We have made some tests with the workflows created by g-INFO portal. One test studies the difference of HA / NA segment of H5N1 strains between year 2009 and 2010 and it shows that most of 2010 virus sequences are clustered together. The other test studies the capacity of running several instances of a g-INFO workflow in parallel. With each sequence in the input file, BLAST will find n sequences in a database that are most similar to that sequence. The rest of the workflow will construct a phylogenetic tree from these n + 1 sequences. In g-INFO system, each job can handle a task. If and only if the task has done, the job is free to handle another task. In consequence, we can conclude that we need at most N jobs to run the workflow in parallel. This test runs with a workflow on 12 sequences of H5N1 (HA segment, 2010, human host). Time to run 12 instances of the workflow is 897s while the time maximum of an instance is 866s. We submitted only 20 jobs for this test. In the real production running mode, WPE has approximate 3000 jobs available on the Grid.

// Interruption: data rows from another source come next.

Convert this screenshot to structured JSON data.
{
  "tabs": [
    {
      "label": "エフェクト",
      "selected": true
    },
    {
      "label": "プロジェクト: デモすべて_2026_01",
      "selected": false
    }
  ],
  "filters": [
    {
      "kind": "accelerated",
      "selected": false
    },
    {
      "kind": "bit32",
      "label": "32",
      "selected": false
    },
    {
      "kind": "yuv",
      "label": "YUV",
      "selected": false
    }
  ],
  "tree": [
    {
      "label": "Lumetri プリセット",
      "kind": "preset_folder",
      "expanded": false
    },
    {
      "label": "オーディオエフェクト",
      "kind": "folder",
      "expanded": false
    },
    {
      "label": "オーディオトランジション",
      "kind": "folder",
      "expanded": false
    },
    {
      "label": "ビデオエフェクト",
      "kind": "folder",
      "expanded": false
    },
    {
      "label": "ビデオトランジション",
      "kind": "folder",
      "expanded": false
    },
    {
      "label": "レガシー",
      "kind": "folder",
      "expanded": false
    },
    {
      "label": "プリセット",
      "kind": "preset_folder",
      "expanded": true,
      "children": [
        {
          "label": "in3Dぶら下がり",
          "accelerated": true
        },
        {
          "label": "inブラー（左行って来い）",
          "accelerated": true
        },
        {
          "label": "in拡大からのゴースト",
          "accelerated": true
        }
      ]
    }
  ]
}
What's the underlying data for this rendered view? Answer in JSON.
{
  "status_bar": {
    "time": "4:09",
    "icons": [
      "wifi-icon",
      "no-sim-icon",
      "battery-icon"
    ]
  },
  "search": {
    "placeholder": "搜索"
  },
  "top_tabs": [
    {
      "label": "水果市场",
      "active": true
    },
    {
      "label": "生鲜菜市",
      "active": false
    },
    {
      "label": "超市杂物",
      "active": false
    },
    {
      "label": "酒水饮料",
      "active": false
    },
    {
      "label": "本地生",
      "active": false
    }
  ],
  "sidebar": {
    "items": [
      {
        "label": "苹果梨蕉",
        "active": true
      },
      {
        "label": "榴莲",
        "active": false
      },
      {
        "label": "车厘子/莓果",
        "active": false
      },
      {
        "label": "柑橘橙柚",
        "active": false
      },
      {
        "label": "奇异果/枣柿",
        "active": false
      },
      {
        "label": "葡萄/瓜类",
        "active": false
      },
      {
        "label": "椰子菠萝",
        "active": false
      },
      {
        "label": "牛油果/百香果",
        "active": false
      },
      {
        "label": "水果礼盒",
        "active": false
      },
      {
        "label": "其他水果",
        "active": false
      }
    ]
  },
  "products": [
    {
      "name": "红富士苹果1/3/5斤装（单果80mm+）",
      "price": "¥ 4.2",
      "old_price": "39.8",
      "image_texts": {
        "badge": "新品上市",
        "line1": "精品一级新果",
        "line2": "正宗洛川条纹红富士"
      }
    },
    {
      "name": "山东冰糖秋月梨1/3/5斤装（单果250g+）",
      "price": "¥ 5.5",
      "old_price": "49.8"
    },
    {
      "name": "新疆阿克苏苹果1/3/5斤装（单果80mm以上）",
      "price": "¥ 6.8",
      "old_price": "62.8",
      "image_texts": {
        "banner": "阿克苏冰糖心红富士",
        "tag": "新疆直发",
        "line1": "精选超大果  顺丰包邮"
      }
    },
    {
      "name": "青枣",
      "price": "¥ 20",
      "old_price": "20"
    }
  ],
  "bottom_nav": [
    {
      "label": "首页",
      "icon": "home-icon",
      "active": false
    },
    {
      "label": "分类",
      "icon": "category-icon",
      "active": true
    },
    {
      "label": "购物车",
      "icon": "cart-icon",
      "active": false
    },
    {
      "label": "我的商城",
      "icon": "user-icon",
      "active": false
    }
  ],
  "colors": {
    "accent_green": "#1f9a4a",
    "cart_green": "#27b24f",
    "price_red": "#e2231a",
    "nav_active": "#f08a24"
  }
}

Analysis of the influenza virus genome is of utmost importance to understand its pathogenicity, origin and capacity for human-to-human transmission, and anticipate a potential pandemic. H1N1 received lately great attention from public health authorities and media, but the H5N1 virus has also continued to evolve and cause outbreaks, requiring relevant tracking. Therefore, we presented in this paper a portal that can help expert to create dynamic bioinformatics workflow implemented in g-INFO to monitor avian flu. The current phylogenetic workflow is just a starting point. The work in perspective includes the access to more influenza databases. Although having the possibility of using non-public data, a security framework must be developed to allow the data owner to keep privileges on his own data. More bioinformatics tools will be added to g-INFO system.